What Makes Design for Elders Different?
Listen to the Audio: What Makes Design for Elders Different?
from: Longevity Explorers | Sequoias SF, SF Village
Explorer Steve leads off this discussion of the importance of knowing the problems of older adults when designing products for the 'senior' marketplace.
Bad Design: Tightly sealed bottles and jars ("childproof = person-proof"). Heat sealed plastic packaging. Small fonts and lack of print/background contrast. A clamshell packaging opener that doesn't work. Tub/shower combinations which are a real trip or slip-and-fall hazard.

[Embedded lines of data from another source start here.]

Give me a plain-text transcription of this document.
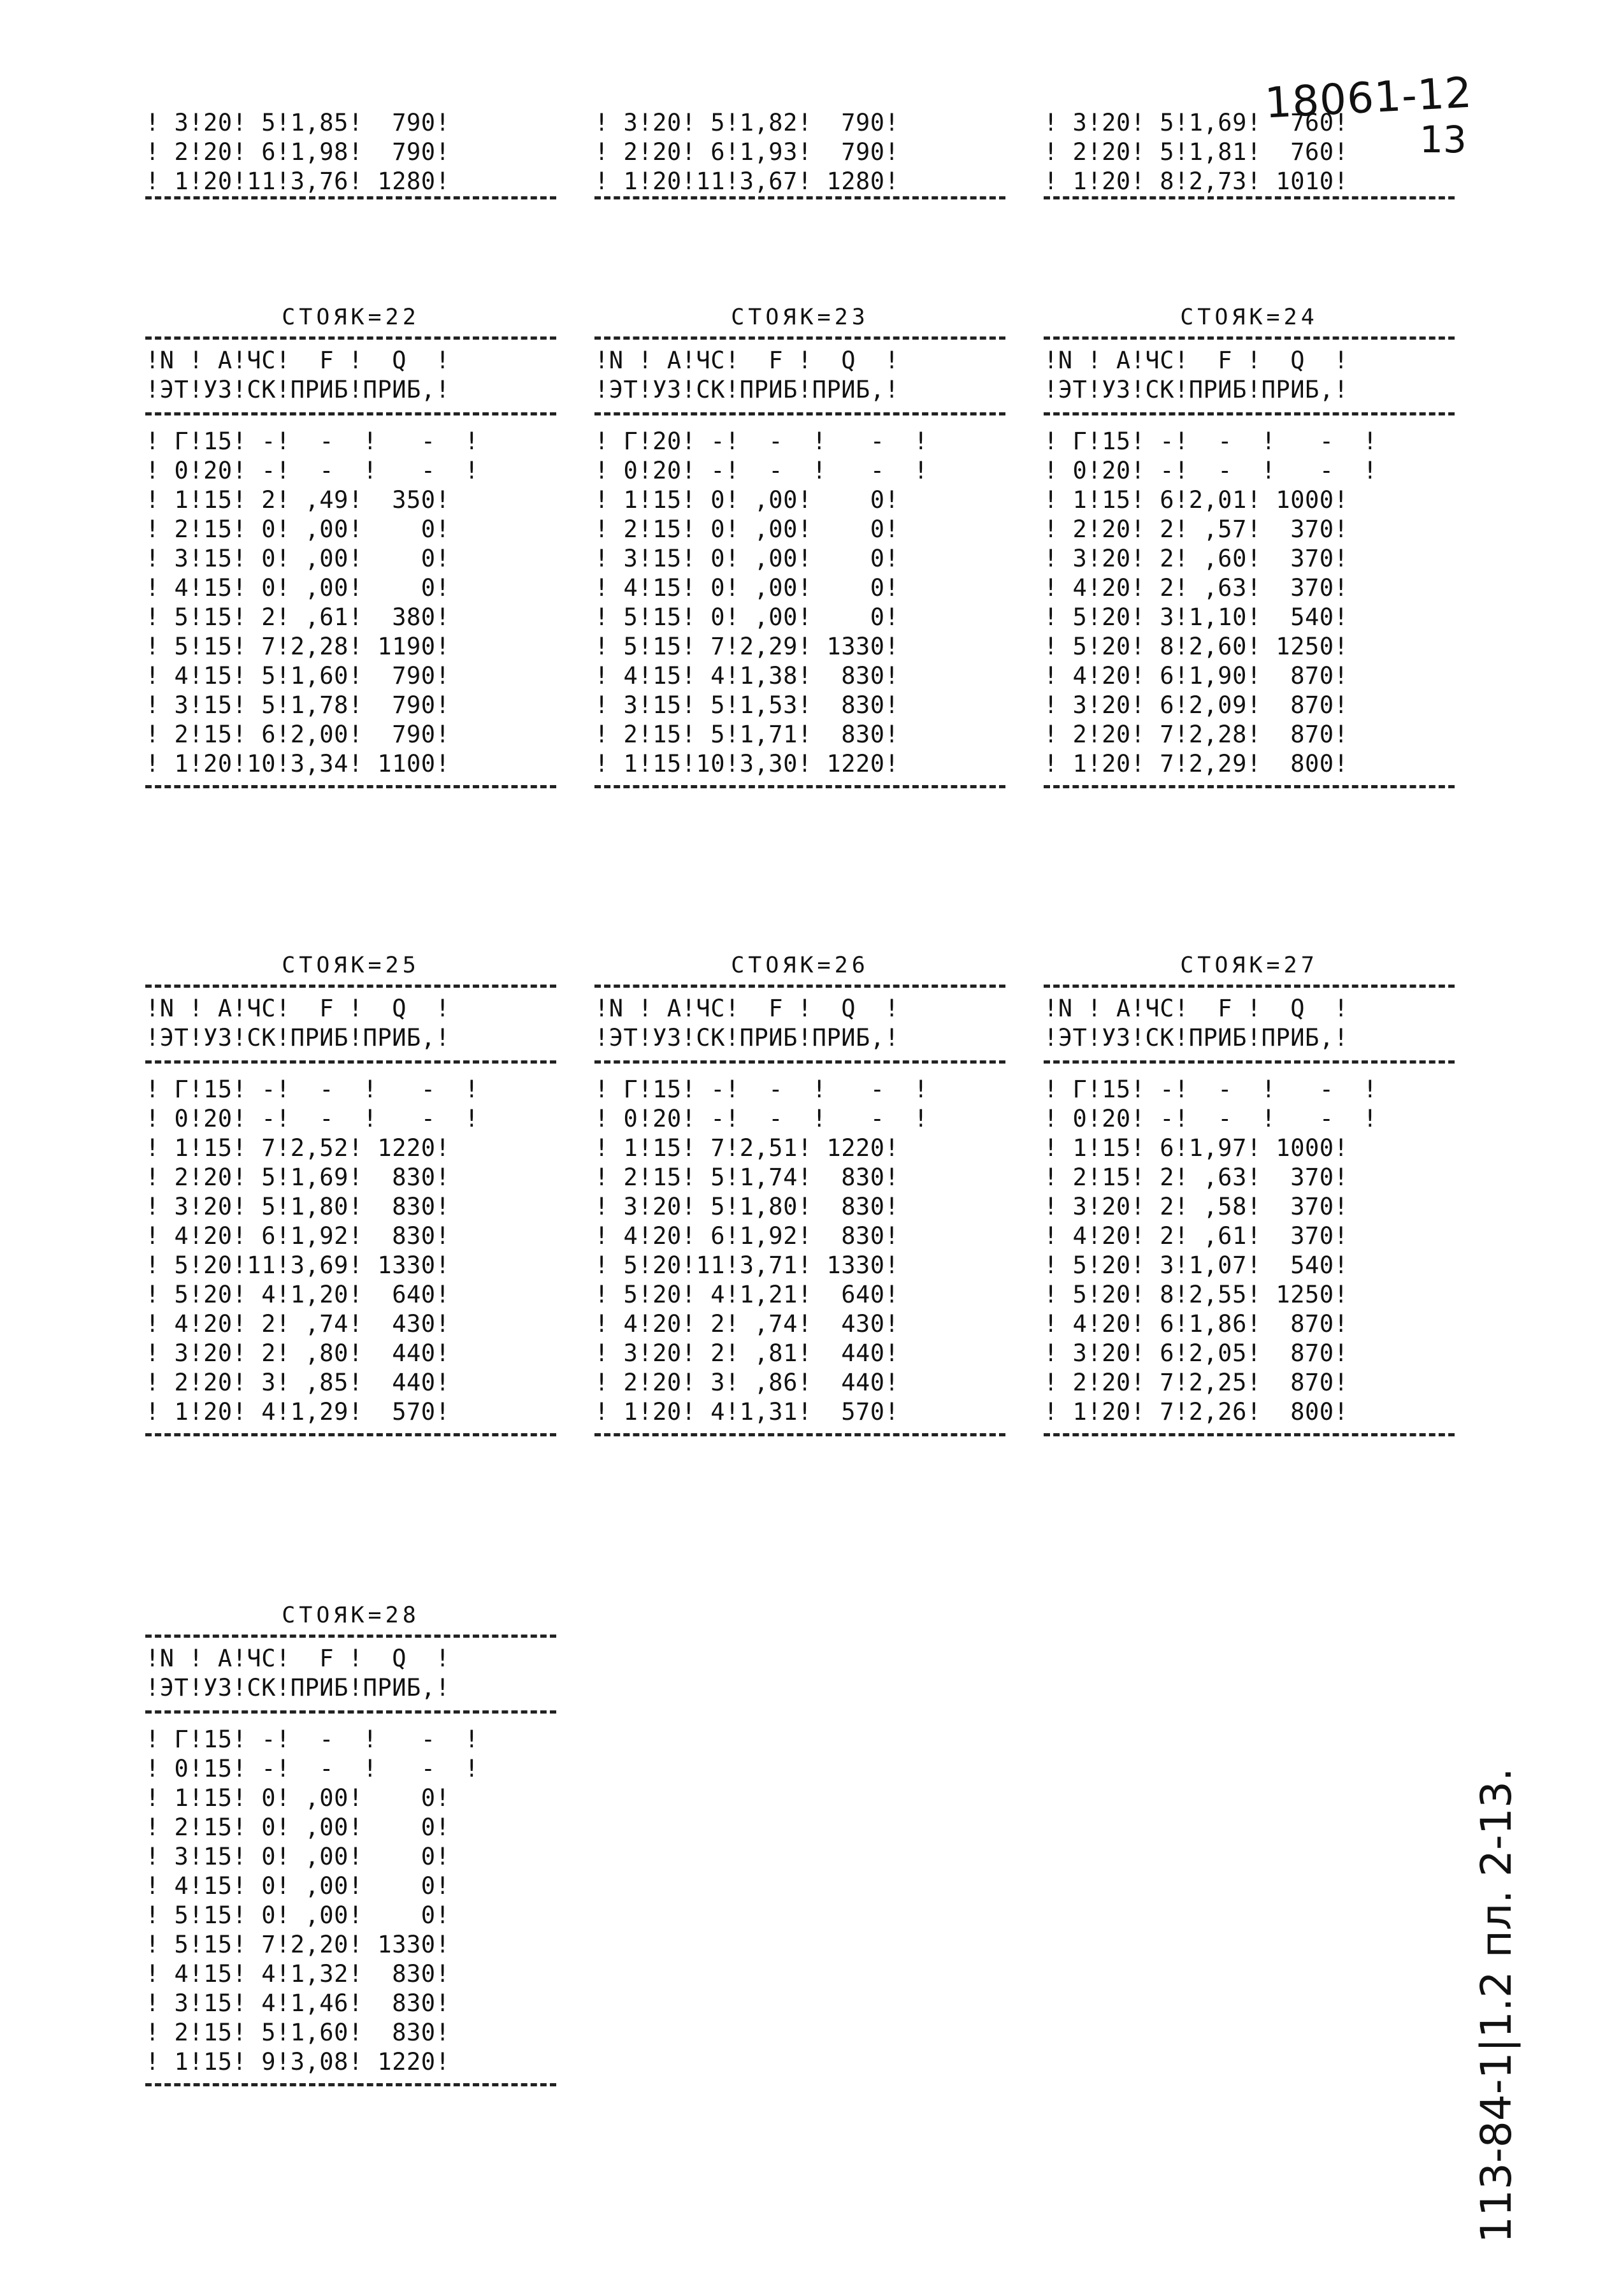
18061-12
13
113-84-1|1.2 пл. 2-13.
! 3!20! 5!1,85!  790!
! 2!20! 6!1,98!  790!
! 1!20!11!3,76! 1280!
! 3!20! 5!1,82!  790!
! 2!20! 6!1,93!  790!
! 1!20!11!3,67! 1280!
! 3!20! 5!1,69!  760!
! 2!20! 5!1,81!  760!
! 1!20! 8!2,73! 1010!
СТОЯК=22
!N ! А!ЧС!  F !  Q  !
!ЭТ!УЗ!СК!ПРИБ!ПРИБ,!
! Г!15! -!  -  !   -  !
! 0!20! -!  -  !   -  !
! 1!15! 2! ,49!  350!
! 2!15! 0! ,00!    0!
! 3!15! 0! ,00!    0!
! 4!15! 0! ,00!    0!
! 5!15! 2! ,61!  380!
! 5!15! 7!2,28! 1190!
! 4!15! 5!1,60!  790!
! 3!15! 5!1,78!  790!
! 2!15! 6!2,00!  790!
! 1!20!10!3,34! 1100!
СТОЯК=23
!N ! А!ЧС!  F !  Q  !
!ЭТ!УЗ!СК!ПРИБ!ПРИБ,!
! Г!20! -!  -  !   -  !
! 0!20! -!  -  !   -  !
! 1!15! 0! ,00!    0!
! 2!15! 0! ,00!    0!
! 3!15! 0! ,00!    0!
! 4!15! 0! ,00!    0!
! 5!15! 0! ,00!    0!
! 5!15! 7!2,29! 1330!
! 4!15! 4!1,38!  830!
! 3!15! 5!1,53!  830!
! 2!15! 5!1,71!  830!
! 1!15!10!3,30! 1220!
СТОЯК=24
!N ! А!ЧС!  F !  Q  !
!ЭТ!УЗ!СК!ПРИБ!ПРИБ,!
! Г!15! -!  -  !   -  !
! 0!20! -!  -  !   -  !
! 1!15! 6!2,01! 1000!
! 2!20! 2! ,57!  370!
! 3!20! 2! ,60!  370!
! 4!20! 2! ,63!  370!
! 5!20! 3!1,10!  540!
! 5!20! 8!2,60! 1250!
! 4!20! 6!1,90!  870!
! 3!20! 6!2,09!  870!
! 2!20! 7!2,28!  870!
! 1!20! 7!2,29!  800!
СТОЯК=25
!N ! А!ЧС!  F !  Q  !
!ЭТ!УЗ!СК!ПРИБ!ПРИБ,!
! Г!15! -!  -  !   -  !
! 0!20! -!  -  !   -  !
! 1!15! 7!2,52! 1220!
! 2!20! 5!1,69!  830!
! 3!20! 5!1,80!  830!
! 4!20! 6!1,92!  830!
! 5!20!11!3,69! 1330!
! 5!20! 4!1,20!  640!
! 4!20! 2! ,74!  430!
! 3!20! 2! ,80!  440!
! 2!20! 3! ,85!  440!
! 1!20! 4!1,29!  570!
СТОЯК=26
!N ! А!ЧС!  F !  Q  !
!ЭТ!УЗ!СК!ПРИБ!ПРИБ,!
! Г!15! -!  -  !   -  !
! 0!20! -!  -  !   -  !
! 1!15! 7!2,51! 1220!
! 2!15! 5!1,74!  830!
! 3!20! 5!1,80!  830!
! 4!20! 6!1,92!  830!
! 5!20!11!3,71! 1330!
! 5!20! 4!1,21!  640!
! 4!20! 2! ,74!  430!
! 3!20! 2! ,81!  440!
! 2!20! 3! ,86!  440!
! 1!20! 4!1,31!  570!
СТОЯК=27
!N ! А!ЧС!  F !  Q  !
!ЭТ!УЗ!СК!ПРИБ!ПРИБ,!
! Г!15! -!  -  !   -  !
! 0!20! -!  -  !   -  !
! 1!15! 6!1,97! 1000!
! 2!15! 2! ,63!  370!
! 3!20! 2! ,58!  370!
! 4!20! 2! ,61!  370!
! 5!20! 3!1,07!  540!
! 5!20! 8!2,55! 1250!
! 4!20! 6!1,86!  870!
! 3!20! 6!2,05!  870!
! 2!20! 7!2,25!  870!
! 1!20! 7!2,26!  800!
СТОЯК=28
!N ! А!ЧС!  F !  Q  !
!ЭТ!УЗ!СК!ПРИБ!ПРИБ,!
! Г!15! -!  -  !   -  !
! 0!15! -!  -  !   -  !
! 1!15! 0! ,00!    0!
! 2!15! 0! ,00!    0!
! 3!15! 0! ,00!    0!
! 4!15! 0! ,00!    0!
! 5!15! 0! ,00!    0!
! 5!15! 7!2,20! 1330!
! 4!15! 4!1,32!  830!
! 3!15! 4!1,46!  830!
! 2!15! 5!1,60!  830!
! 1!15! 9!3,08! 1220!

Good Design: Easy to remove med bottle caps. A date magnifier on watch crystals. Intuitive design for the user to understand. A clamshell plastic package opener that works; a vertical grab bar in and outside shower or bath, and button pullers for aging fingers.
Pet Peeves: Getting batteries out of remote controls and other tight places. Non-intuitive shower/spigot swivel; nonintuitive car radio controls. 'Too tiny' pills, and pills lacking easy identifiers. Button fastening difficulties; and towel bars that do not support falling weight in an emergency.
These conditions should be taken into account when designing products for aging adults: Visual and/or hearing deficits, diminished strength or tremors, rigidity (inflexibility), and balance balance problems.
The group agrees that the commercial field has a long way to go to develop products with these factors in mind.